Fiction

On Dorchester Boulevard


Photo by David W. Marvin, c. 1967, McCord Museum Archives

Photo by David W. Marvin, c. 1967, McCord Museum Archives

No one ever waited on you at home. If you want something, you get it yourself. They don’t like it, but you’ve always done pretty much anything you feel like. In the morning you tumble out onto the dusty streets to play. You drag along all sorts of getups, neglected garments you find tucked away in suitcases under your parents’ bed or in hatboxes on the top shelf of their closet, above the mothball-scented woolen coats. Some they let you play with, others not. You smuggle them out anyway. At first, you take care not to let them trail in the dirty gravel that litters the back alleyways and vacant lots of your domain. But sooner or later the moment catches you; you’re lost in your pretend world and the tulles and satins get as filthy as your soil-encrusted hands. You return them to their rightful places without remorse. You’re aware you’ll be found out, but not for days, even weeks, and those sorts of stretches have always been longer than you can fathom. To let the future affect how you feel today would be to go against everything that you are.

Because for now you are happy, puttering along beside the thoroughfare in all that taffeta and lace. The boy is a neighbour, and you’re the only girl he’ll be seen playing with. They all want to be seen playing with you. At school, they gather around where you eat lunch, try to swap for your baloney-and-mustard, giggle as you crack jokes about the teachers. This boy, the neighbour, is glad to be the one your charm has fallen on today. He just wants to ride it for as long as it lasts.

Later on, things will change. He’ll lose that puppy-dog look. You’ll want to rely on him, but he’ll pull away, fall back. He won’t know how to help you. You’re a fighter, but you have a hard time knowing when to stop. It’s started already: weren’t you sent home last month for pulling Marie-Christine’s hair out?

In the principal’s office, you bowed your head and apologized when prompted. But you weren’t sorry, not really. The head-shaking and calls home, that’s just something you have to get through, like the sting of a spanking. By next time you’ll have forgotten all about it.

Because you were raised to look after yourself, and that never changes. You’ll start at Eaton’s at just fourteen, folding sweaters from four in the morning.

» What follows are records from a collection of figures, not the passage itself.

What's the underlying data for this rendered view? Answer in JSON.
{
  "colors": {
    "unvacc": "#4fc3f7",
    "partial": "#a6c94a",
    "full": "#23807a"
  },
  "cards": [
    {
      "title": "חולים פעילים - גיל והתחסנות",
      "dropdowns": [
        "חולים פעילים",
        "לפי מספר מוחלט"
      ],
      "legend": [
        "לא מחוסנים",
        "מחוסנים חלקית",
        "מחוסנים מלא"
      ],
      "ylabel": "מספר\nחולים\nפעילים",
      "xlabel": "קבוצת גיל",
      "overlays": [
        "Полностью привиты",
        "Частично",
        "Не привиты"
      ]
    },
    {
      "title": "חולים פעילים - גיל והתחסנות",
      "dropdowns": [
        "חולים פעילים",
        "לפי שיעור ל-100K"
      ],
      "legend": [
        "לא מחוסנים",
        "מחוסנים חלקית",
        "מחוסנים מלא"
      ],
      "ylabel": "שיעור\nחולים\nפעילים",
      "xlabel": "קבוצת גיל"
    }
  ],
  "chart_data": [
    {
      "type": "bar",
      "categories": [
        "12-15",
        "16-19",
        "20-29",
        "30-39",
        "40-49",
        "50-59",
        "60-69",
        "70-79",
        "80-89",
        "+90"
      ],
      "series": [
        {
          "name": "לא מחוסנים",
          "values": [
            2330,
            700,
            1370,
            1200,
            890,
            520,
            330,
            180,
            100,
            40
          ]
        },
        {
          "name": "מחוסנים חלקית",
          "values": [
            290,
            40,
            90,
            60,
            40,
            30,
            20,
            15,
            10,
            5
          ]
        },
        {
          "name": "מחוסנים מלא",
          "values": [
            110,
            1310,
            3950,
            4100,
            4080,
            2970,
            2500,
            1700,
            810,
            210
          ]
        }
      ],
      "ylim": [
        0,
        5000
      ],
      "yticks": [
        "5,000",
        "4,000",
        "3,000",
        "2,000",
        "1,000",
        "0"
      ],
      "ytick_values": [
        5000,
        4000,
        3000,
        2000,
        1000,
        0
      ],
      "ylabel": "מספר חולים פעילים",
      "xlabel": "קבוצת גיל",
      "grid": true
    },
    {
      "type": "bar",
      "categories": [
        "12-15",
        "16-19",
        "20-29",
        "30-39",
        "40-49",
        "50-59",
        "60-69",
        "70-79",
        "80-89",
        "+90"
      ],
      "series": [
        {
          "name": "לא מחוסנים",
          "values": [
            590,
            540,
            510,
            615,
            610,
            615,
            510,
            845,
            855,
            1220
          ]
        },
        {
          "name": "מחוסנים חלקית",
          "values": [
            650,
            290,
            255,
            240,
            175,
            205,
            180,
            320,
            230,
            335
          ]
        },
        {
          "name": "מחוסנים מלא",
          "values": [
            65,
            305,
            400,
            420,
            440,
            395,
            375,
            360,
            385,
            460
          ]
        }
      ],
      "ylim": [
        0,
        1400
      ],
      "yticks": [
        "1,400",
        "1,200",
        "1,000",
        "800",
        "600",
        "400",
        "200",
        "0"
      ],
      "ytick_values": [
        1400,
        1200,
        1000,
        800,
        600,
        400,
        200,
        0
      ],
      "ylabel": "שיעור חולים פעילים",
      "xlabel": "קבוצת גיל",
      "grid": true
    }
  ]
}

You’ll pick up extra shifts in the afternoons and spend the in-between hours in the luncheonettes. Sleep-starved but bubbly, you’ll chat with your girlfriends, make plans for the weekend, talk of bands and clubs and cocktails and boys. Plan out hairstyles, buzz with excitement. You won’t stick around at home too long. Downtown is bright and getting brighter, you need to be where the action is, it’s hardly even a choice . . .

See how you smile at the photographer as he snaps you in the street, in your mother’s dancing dress. There’s something natural in the way you look him in the eye. A presence, and a statement: attention isn’t something you want, but what you’re entitled to. You’ll never let it matter, where you came from. You were born to be adored.

So smile, chouette, bébé, Limelight princess, oneday disco queen. Smile, smile. Soon, they’ll all be watching.